The road to the middle city.There's still some excavation going on in the middle city.  This must have been a guard dog.  Luckily he was tied up.  See how friendly he is! -- NOT!

We didn't know what this was at the time we saw it.  After seeing many more ruined cities, it was obvious to us--it's a bath!  People walk into the water on the steps.The middle city, with Bergama in the background.

If you look closely, you can see the steps in this picture.Eric and a freestanding arch.

This was the gymnasium in the middle city.There's something that looked like an underground tunnel with the top fallen in here.  It was huge!  We never figured out exactly what it was for.

Sylvia, posing on a column.  What a Goddess!Eric, posing on another column.

This little puppy followed us around everywhere in the middle city.These blocks look like they've been individually fitted into one another.

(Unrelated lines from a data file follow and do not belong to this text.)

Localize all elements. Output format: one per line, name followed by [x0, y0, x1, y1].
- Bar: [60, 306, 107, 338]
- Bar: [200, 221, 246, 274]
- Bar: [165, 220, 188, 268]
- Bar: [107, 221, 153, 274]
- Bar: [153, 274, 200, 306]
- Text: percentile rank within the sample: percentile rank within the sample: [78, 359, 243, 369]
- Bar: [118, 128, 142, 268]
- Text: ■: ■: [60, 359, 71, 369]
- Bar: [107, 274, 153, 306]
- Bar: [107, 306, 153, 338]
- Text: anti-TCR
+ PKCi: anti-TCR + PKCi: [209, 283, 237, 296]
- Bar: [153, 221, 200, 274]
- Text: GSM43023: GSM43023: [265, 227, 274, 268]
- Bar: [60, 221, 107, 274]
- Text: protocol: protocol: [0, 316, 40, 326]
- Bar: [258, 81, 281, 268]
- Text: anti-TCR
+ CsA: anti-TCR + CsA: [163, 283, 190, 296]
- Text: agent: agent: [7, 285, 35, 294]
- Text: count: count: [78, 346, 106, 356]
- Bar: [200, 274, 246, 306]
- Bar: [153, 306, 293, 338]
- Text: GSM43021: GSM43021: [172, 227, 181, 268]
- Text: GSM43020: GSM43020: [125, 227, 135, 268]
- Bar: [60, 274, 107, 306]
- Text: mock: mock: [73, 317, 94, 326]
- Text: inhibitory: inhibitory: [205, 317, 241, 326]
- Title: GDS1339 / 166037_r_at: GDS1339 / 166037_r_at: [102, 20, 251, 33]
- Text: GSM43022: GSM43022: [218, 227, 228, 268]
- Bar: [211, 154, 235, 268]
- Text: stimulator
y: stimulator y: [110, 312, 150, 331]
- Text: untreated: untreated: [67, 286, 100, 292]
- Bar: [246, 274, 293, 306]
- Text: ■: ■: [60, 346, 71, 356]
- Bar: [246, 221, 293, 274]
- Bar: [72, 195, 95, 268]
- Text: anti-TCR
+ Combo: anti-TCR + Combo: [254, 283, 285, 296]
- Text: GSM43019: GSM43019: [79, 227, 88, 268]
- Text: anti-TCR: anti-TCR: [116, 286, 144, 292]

More columns in the middle city.A very well preserved cupola in the middle city.  Can you find Eric in this picture?

After Bergama, we drove back to Izmir.  We stopped in a huge grocery store, just to see what they were like.  I took a few pictures, but this security guard told me to stop.  Only later did I realize that we had him on film, telling us to stop taking pictures!  The grocery store was incredibly crowded, and huge.